I have been openly skeptical about the claims of the so-called ‘dying Middle Class’ that has been regurgitated time and again. It was hard for me to believe that the Middle Class was becoming a thing of the past with all the things I saw every day. Restaurants are full and so are parking lots at the mall. Unlike when I was growing up everyone seems to have a newer car. When I was a kid there were a whole lot of rust buckets rambling around on the roads. People had one television not three or four. We didn’t have iPhones and computers in everyone’s house. In fact I see more toys by a factor of ten than I ever did in the 1970’s or 80’s.

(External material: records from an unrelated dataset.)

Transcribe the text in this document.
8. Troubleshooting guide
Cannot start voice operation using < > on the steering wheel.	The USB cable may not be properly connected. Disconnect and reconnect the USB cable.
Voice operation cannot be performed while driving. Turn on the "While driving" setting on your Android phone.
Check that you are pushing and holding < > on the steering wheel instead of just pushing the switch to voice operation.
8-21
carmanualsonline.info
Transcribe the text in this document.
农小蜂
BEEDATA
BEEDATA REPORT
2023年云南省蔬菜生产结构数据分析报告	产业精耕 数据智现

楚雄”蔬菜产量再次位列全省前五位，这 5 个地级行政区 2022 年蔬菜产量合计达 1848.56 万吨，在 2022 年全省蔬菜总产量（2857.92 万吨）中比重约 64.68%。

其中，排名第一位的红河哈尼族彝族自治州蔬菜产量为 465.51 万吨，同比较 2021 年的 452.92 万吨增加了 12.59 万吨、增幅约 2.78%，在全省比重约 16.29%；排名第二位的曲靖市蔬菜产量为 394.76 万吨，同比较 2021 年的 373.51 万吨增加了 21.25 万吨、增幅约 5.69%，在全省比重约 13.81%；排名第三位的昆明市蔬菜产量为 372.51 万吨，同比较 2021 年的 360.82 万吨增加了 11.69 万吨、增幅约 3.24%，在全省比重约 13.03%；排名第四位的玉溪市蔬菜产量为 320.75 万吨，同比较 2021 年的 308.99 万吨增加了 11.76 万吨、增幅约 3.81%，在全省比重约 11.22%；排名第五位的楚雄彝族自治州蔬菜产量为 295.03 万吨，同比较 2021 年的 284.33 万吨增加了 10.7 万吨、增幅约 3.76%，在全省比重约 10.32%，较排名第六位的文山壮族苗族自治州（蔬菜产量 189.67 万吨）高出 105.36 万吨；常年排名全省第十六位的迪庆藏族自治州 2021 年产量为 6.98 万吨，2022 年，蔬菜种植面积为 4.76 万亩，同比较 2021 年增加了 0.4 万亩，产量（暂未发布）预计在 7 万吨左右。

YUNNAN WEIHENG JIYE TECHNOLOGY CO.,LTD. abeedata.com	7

If anything I have thought the Middle Class has become larger and more affluent during my lifetime and not the other way around. There is more money both in private hands and in government coffers than ever before. Unfortunately our elected officials have squandered much of what has been given to them and pulled most all of us into the abyss of massive debt. Sadly millions of Americans have followed suit and buried themselves in consumer debt like we have never experienced before.

However, a new report shows that despite the spiraling debt both public and private the economic engine of America continues to pound away unlike any economy on earth. According to the United States Census Bureau the nations median income has reached an all time new high water mark of $59,039. The figure, which is adjusted for inflation surpasses the previous mark, set in 1999.

Poverty has also fallen to its lowest rate in a decade. The latest numbers fron the Census Bureau shows those living in poverty is 12.7 percent. The report also found those without health insurance is down to 8.8 percent thanks in large part to the expansion of welfare in the form of Medicaid expansion under the Affordable Care Act.

The Census numbers are proof positive that the idea that the Middle Class is disappearing is vastly overstated but that seems to be the way news works these days. Words like ‘unprecedented’ or terms like ‘we have never seen anything like this before’ are used far too often in a news industry that is more interested in revenue than actual journalism.

We can protect the re-emerging Middle Class by following the agenda of President Trump when it comes to reducing regulations and lowering taxes on companies and individuals.